0
votes

The PLS regression using sklearn gives very poor prediction results. When I get the model I can not find the way to find the "intercept". Perhaps this affects the prediction of the model? The matrix of scores and loadings are fine. The arrangement of the coefficients also. In any case, how do I get the intercept using the attributes already obtained?

This code throws the coefficients of the variables.

from pandas import DataFrame
from sklearn.cross_decomposition import PLSRegression

X = DataFrame( {
        'x1': [0.0,1.0,2.0,2.0],
        'x2': [0.0,0.0,2.0,5.0],
        'x3': [1.0,0.0,2.0,4.0],
    }, columns = ['x1', 'x2', 'x3'] )
Y = DataFrame({
        'y': [ -0.2, 1.1, 5.9, 12.3 ],
    }, columns = ['y'] )

def regPLS1(X,Y):
    _COMPS_ = len(X.columns) # all latent variables
    model = PLSRegression(_COMPS_).fit( X, Y )
    return model.coef_

The result is:

regPLS1(X,Y)
>>> array([[ 0.84], [ 2.44], [-0.46]])

In addition to these coefficients, the value of the intercept is: 0.26. What am I doing wrong?

EDIT The correct predict(evaluate) response is Y_hat (exactly the same the observed Y):

Y_hat = [-0.2  1.1  5.9 12.3]
2
What about predicting [0, 0, 0, 0] ?MMF
I have edited my answer. The predicted value (using 3 VL) is exactly equal to the observed value.JonAnthrax
Using model.predict(X) obtain:JonAnthrax
You have to predict your data. You don't in the snippet you show usMMF
Using model.predict(X) obtain: array([[ 2.07322661], [ 3.21992642], [ 5.62383293], [ 8.18301403]])JonAnthrax

2 Answers

2
votes

To calculate the intercept use the following:

plsModel = PLSRegression(_COMPS_).fit( X, Y )

y_intercept = plsModel.y_mean_ - numpy.dot(plsModel.x_mean_ , plsModel.coef_)

I got the formula directly from the R "pls" package:

 BInt[1,,i] <- object$Ymeans - object$Xmeans %*% B[,,i]

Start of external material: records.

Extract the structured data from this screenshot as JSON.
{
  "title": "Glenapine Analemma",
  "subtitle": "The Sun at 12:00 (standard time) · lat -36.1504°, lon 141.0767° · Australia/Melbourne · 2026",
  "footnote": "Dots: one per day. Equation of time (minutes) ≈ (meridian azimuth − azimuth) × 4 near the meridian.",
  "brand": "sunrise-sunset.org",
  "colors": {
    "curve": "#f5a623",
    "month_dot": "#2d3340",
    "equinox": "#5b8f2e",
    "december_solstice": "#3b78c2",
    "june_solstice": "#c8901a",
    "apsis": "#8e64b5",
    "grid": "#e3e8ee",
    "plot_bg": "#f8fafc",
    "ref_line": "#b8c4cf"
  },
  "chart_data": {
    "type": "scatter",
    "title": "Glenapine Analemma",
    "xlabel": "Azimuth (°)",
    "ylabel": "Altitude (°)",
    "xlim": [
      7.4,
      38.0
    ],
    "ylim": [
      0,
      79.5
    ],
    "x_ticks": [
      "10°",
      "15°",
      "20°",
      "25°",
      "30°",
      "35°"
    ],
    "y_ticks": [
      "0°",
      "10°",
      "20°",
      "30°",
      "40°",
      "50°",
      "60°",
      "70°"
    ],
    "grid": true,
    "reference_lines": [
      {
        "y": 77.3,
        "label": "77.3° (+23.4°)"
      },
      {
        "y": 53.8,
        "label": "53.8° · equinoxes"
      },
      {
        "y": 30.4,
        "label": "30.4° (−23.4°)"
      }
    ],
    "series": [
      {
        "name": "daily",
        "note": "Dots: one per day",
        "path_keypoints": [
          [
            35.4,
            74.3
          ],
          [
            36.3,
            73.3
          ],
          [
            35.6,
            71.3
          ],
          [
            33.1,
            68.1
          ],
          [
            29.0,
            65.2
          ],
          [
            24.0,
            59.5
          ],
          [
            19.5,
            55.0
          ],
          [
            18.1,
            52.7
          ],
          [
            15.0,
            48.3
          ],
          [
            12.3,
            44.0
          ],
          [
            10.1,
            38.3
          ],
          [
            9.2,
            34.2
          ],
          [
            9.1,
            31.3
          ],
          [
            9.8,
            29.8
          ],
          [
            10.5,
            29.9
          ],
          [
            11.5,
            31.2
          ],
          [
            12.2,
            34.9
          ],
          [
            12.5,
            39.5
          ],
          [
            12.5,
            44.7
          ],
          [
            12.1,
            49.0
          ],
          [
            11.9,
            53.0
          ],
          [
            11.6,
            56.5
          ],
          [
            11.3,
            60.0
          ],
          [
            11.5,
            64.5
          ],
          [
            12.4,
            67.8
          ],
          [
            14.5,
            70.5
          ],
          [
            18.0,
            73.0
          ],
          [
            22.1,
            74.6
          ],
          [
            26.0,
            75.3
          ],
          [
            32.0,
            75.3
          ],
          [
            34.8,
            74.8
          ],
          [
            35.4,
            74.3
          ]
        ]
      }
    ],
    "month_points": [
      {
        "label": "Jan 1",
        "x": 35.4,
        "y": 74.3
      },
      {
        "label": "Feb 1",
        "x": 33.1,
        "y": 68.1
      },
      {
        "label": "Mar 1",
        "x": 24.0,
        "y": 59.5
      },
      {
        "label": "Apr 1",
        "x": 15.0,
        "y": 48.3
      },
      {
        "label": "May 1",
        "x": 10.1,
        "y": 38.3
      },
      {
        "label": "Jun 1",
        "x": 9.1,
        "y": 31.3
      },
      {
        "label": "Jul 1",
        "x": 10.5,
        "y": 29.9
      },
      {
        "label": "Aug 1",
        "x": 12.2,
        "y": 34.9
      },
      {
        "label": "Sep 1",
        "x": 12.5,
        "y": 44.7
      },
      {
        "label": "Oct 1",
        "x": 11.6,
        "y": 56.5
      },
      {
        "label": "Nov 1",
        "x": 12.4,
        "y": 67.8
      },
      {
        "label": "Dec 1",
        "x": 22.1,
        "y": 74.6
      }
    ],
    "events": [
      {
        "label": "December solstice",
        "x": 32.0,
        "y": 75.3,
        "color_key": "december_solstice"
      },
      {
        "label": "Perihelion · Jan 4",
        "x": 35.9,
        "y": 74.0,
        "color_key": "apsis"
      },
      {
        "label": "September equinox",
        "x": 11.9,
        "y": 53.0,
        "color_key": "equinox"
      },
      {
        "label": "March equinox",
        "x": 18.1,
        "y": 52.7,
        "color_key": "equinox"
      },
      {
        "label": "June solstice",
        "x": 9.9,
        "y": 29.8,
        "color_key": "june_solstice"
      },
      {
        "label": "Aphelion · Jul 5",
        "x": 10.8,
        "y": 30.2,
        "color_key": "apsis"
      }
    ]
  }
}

I tested the results and calculated the same intercepts in R 'pls' and scikit-learn.

1
votes

Based of my reading of the implementation of _PLS the formula is Y = XB + Err where model.coef_ is the estimate of B. If you look at the predict method it looks like it uses the fitted parameter y_mean_ as the Err so I believe that's what you want. Use model.y_mean_ instead of model.coef_. Hope this helps!